EX-99.10 12 dex9910.htm FORM OF AMENDMENT NO. 1 TO TEVA PHARMACEUTICAL INDUSTRIES 1994 STOCK PLAN Form of Amendment No. 1 to Teva Pharmaceutical Industries 1994 Stock Plan

Exhibit 99.10

 

FIRST AMENDMENT TO THE

IVAX CORPORATION

1994 STOCK OPTION PLAN

(revised 12/19/97)

 

WHEREAS, IVAX Corporation, a corporation organized under the laws of the State of Florida (“IVAX”), maintained and sponsored the IVAX Corporation 1994 Stock Option Plan (revised 12/19/97) (the “Plan”) for the benefit of its eligible employees and the eligible employees of its subsidiaries; and

 

WHEREAS, pursuant to an Agreement and Plan of Merger, dated July 25, 2005, by and among IVAX, Teva Pharmaceutical Industries Limited (“Teva”), Ivory Acquisition Sub, Inc. and Ivory Acquisition Sub II, Inc. (the “Merger Agreement”), Ivory Acquisition Sub, Inc. merged with and into IVAX, with IVAX continuing as the surviving corporation, and immediately thereafter, IVAX merged with and into Ivory Acquisition Sub II, Inc., with Ivory Acquisition Sub II, Inc. continuing as the surviving corporation and renamed IVAX Corporation (the “Surviving Company”); and

 

WHEREAS, Section 3.1(e)(i) of the Merger Agreement provides that the right of the holders of options to purchase shares of IVAX common stock issued by IVAX under the Plan be converted into options to purchase ordinary shares, par value NIS 0.10, of Teva (the “Ordinary Shares”) which will trade in the United States in the form of American Depository Shares, evidenced by American Depository Receipts, as adjusted pursuant to the Merger Agreement; and

 

WHEREAS, it has been determined that it is in the best interest of the Surviving Company that no additional awards of Incentive Stock Options or Nonqualified Stock Options shall be awarded under the Plan.

 

NOW, THEREFORE, the Plan is hereby amended as follows:

 

1. The Plan shall be named the “Teva Pharmaceutical Industries 1994 Stock Option Plan (formerly the IVAX Corporation 1994 Stock Option Plan (revised 12/19/97))”.

 

2. The definition of “COMPANY” shall be deleted and the following shall be included in its place:

 

‘“COMPANY” shall mean Teva Pharmaceutical Industries Limited, an Israeli corporation.’

 

3. In each place in the Plan where the term “Common Stock” appears, “Ordinary Shares” shall be substituted in its place.
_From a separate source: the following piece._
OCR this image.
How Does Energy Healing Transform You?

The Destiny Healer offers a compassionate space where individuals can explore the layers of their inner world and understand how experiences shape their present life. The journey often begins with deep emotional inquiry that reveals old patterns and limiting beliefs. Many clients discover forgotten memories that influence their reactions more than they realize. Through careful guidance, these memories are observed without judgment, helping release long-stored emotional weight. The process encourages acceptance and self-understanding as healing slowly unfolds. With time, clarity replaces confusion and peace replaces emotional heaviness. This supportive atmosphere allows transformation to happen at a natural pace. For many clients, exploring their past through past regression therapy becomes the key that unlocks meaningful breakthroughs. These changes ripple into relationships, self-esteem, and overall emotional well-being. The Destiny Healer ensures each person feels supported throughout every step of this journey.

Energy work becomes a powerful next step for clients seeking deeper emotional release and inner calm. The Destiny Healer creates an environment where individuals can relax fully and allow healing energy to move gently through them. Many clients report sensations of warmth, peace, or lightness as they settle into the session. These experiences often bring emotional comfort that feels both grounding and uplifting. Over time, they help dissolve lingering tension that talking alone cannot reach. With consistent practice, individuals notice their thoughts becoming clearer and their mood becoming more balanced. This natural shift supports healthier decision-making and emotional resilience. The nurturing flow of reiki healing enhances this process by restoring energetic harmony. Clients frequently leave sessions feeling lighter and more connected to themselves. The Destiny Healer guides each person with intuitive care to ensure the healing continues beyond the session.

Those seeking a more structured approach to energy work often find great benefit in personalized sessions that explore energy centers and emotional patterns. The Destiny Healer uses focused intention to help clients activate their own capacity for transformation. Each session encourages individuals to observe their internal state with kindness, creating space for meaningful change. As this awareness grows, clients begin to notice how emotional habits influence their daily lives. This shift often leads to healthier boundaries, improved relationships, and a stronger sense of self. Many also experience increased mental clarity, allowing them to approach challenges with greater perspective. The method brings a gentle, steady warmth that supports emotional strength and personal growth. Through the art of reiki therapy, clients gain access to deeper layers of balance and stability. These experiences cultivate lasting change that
The definition of “COMMON STOCK” shall be deleted in its entirety.

 

4. “ORDINARY SHARES” shall be defined as follows:

 

‘“ORDINARY SHARES” shall mean the Company’s ordinary shares, par value NIS 0.10, which trade in the United States in the form of American Depository Shares, evidenced by American Depository Receipts.’
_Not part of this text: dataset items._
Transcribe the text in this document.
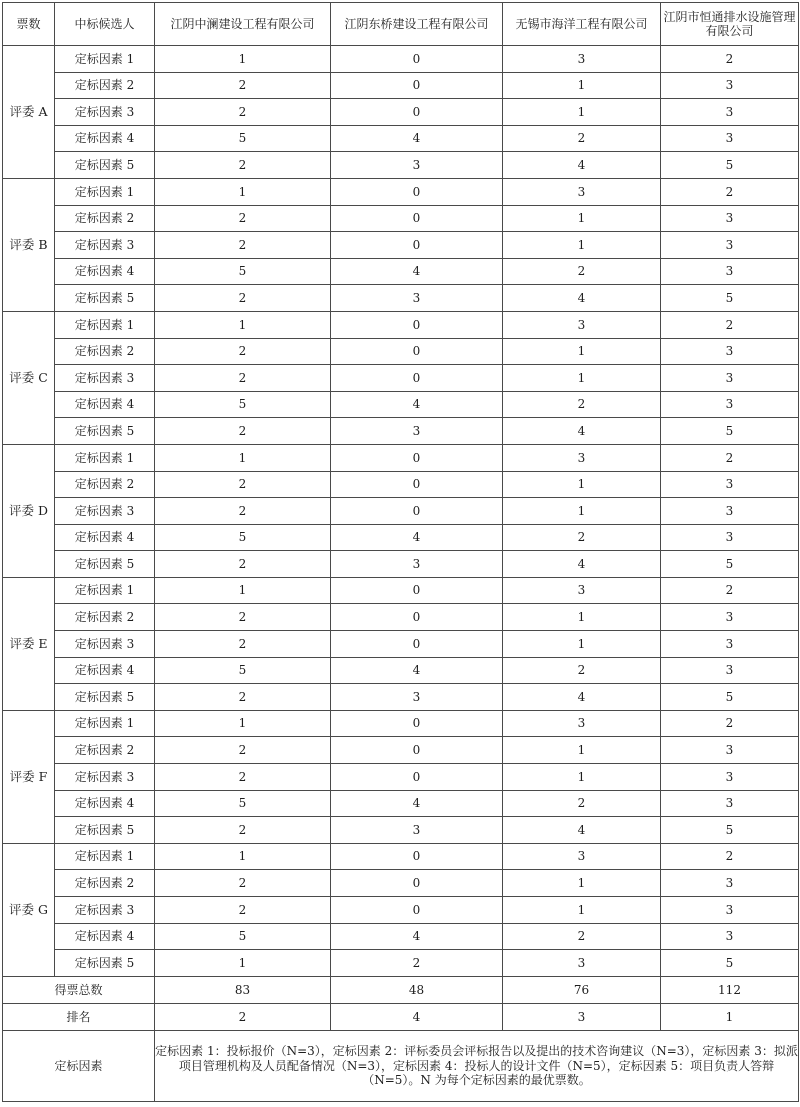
票数	中标候选人	江阴中澜建设工程有限公司	江阴东桥建设工程有限公司	无锡市海洋工程有限公司	江阴市恒通排水设施管理有限公司

评委 A	定标因素 1	1	0	3	2
	定标因素 2	2	0	1	3
	定标因素 3	2	0	1	3
	定标因素 4	5	4	2	3
	定标因素 5	2	3	4	5
评委 B	定标因素 1	1	0	3	2
	定标因素 2	2	0	1	3
	定标因素 3	2	0	1	3
	定标因素 4	5	4	2	3
	定标因素 5	2	3	4	5
评委 C	定标因素 1	1	0	3	2
	定标因素 2	2	0	1	3
	定标因素 3	2	0	1	3
	定标因素 4	5	4	2	3
	定标因素 5	2	3	4	5
评委 D	定标因素 1	1	0	3	2
	定标因素 2	2	0	1	3
	定标因素 3	2	0	1	3
	定标因素 4	5	4	2	3
	定标因素 5	2	3	4	5
评委 E	定标因素 1	1	0	3	2
	定标因素 2	2	0	1	3
	定标因素 3	2	0	1	3
	定标因素 4	5	4	2	3
	定标因素 5	2	3	4	5
评委 F	定标因素 1	1	0	3	2
	定标因素 2	2	0	1	3
	定标因素 3	2	0	1	3
	定标因素 4	5	4	2	3
	定标因素 5	2	3	4	5
评委 G	定标因素 1	1	0	3	2
	定标因素 2	2	0	1	3
	定标因素 3	2	0	1	3
	定标因素 4	5	4	2	3
	定标因素 5	1	2	3	5
得票总数		83	48	76	112
排名		2	4	3	1
定标因素		定标因素 1：投标报价（N=3），定标因素 2：评标委员会评标报告以及提出的技术咨询建议（N=3），定标因素 3：拟派项目管理机构及人员配备情况（N=3），定标因素 4：投标人的设计文件（N=5），定标因素 5：项目负责人答辩（N=5）。N 为每个定标因素的最优票数。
5. The definition of “SHARE” shall be deleted and the following shall be included in its place:

 

‘“SHARE” shall mean an Ordinary Share, as adjusted in accordance with Section 13 of the Plan.’

 

6. A new Section 25 shall be added to state:

 

“No additional awards of Incentive Stock Options or Nonqualified Stock Options shall be awarded under this Plan.”

 

7. Governing Law. This Agreement shall be construed and governed by the laws of the State of Florida, without giving effect to conflicts of laws principles thereof which might refer such interpretations to the laws of a different state or jurisdiction.

 

8. Full force and effect of the Plan. Except as specifically amended herein, all other provisions of the Plan shall remain in full force and effect in accordance with its terms. All references in the Plan to “the Plan” shall be deemed to refer to the Plan as amended by this First Amendment to the Plan.